Of course, this could be a zoiper problem.
sean
But the problem is it's not MY nat router; it's amazon's. And if you only have only have
one iax device registered, it's always 4569, So why does amazon assign a different port
to the second iax device?

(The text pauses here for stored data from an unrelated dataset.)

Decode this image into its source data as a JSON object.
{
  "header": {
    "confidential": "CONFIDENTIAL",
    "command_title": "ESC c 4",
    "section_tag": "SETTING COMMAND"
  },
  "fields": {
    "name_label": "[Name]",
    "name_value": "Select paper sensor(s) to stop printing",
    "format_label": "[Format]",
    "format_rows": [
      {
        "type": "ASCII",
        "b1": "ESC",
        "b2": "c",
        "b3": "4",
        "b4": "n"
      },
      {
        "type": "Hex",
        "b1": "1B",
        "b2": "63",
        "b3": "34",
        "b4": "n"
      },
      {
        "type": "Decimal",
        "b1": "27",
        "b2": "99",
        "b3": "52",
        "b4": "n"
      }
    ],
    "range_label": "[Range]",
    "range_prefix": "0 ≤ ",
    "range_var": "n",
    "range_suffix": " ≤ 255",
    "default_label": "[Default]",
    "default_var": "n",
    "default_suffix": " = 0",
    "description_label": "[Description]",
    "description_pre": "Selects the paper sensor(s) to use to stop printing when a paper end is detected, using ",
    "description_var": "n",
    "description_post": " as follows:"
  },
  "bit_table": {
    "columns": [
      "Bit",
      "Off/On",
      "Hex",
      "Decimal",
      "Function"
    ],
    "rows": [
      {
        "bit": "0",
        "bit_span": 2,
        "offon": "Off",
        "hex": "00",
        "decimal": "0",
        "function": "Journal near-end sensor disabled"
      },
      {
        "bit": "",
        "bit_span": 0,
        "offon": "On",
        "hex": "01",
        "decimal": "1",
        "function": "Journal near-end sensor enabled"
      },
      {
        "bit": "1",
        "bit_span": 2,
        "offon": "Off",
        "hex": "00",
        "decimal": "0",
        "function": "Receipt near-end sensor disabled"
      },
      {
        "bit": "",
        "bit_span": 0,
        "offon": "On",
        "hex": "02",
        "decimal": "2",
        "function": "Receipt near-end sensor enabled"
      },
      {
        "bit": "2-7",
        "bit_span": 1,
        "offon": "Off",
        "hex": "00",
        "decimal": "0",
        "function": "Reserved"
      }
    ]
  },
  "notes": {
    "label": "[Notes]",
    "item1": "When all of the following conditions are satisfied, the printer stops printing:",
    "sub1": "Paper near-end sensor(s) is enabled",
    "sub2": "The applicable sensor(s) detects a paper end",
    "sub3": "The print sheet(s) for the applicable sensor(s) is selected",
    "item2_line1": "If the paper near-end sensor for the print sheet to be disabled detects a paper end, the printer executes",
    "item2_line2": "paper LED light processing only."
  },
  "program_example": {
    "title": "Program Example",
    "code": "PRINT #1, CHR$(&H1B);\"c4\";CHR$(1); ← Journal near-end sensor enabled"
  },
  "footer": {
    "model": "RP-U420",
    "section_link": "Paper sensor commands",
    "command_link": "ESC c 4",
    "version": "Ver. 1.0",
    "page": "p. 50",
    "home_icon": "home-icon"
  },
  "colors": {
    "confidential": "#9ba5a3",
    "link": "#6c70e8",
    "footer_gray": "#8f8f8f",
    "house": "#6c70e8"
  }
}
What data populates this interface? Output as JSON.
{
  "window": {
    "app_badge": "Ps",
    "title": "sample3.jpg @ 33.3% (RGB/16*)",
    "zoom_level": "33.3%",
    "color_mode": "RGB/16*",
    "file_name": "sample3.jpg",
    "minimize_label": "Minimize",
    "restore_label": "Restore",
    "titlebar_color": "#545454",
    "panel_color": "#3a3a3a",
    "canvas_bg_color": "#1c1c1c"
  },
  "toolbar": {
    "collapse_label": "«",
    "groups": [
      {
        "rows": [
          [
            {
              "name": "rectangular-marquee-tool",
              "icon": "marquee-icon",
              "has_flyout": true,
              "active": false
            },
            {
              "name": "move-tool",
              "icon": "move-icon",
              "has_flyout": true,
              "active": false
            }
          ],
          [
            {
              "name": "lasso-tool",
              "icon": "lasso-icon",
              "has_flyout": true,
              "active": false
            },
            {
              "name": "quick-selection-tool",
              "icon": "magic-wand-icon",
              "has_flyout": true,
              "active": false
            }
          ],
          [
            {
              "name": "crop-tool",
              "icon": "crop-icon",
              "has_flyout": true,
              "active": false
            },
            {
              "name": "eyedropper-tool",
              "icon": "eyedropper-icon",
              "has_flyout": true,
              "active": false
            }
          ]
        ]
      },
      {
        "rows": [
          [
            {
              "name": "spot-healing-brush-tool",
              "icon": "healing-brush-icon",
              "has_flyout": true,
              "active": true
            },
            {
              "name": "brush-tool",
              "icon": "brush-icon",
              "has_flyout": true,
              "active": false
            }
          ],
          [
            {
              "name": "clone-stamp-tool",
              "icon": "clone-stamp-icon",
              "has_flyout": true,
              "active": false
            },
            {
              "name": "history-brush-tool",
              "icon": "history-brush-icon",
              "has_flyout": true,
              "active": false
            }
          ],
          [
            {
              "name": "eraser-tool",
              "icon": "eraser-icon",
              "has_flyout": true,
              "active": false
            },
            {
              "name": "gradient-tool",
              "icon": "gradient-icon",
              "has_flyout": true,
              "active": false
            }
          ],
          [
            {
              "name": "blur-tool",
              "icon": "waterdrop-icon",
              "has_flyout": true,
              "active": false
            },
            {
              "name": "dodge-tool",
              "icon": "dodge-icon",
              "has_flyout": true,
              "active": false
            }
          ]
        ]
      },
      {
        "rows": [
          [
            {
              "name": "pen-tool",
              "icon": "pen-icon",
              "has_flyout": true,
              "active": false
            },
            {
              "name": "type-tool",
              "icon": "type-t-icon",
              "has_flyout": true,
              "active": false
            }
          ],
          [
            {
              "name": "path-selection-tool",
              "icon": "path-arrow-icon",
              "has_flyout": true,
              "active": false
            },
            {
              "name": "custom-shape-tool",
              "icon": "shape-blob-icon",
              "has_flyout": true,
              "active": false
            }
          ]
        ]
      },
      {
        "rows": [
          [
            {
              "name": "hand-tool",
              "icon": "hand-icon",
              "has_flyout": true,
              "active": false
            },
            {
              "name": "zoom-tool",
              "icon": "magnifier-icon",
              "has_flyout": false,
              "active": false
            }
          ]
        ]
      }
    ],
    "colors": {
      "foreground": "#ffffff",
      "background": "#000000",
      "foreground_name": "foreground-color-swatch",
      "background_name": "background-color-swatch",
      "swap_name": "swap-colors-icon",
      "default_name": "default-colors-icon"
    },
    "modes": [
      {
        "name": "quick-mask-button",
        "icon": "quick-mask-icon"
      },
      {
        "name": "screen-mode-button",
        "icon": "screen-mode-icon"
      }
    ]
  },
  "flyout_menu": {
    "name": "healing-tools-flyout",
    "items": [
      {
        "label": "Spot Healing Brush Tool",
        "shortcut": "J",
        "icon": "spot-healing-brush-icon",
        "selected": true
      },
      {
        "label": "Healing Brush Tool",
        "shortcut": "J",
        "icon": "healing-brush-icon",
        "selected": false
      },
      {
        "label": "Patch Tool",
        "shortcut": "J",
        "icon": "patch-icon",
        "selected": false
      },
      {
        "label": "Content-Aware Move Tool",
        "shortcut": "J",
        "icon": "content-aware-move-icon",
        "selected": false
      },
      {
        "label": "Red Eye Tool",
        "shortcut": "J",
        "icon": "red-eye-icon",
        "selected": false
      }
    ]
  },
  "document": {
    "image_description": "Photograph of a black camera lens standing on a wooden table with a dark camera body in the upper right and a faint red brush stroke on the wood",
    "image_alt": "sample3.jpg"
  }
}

How would it even "know"?
sean
Well, I may be confused, but iax show peers is showing the remote port,
the port it will connect TO, right?
netstat doesn't show the asterisk connections at all, just the STUN server:
netstat -nu --ip
Active Internet connections (w/o servers)
Proto Recv-Q Send-Q Local Address Foreign Address
State
udp 0 0 <myipaddr>:60766 66.228.45.110:3478 ESTABLISHED
If the server sends out packets to port 9007 the client won't see it.
The client (zoiper) must send to 4569, and if it didn't the amazon
Security Group would drop it. I get NAT port translation, but I don't
see how that applies here.
Maybe a different question would be helpful. Let's assume no NAT; the
server is directly connected with an FQDN. Two iax devices register.
Does asterisk assign them different ports?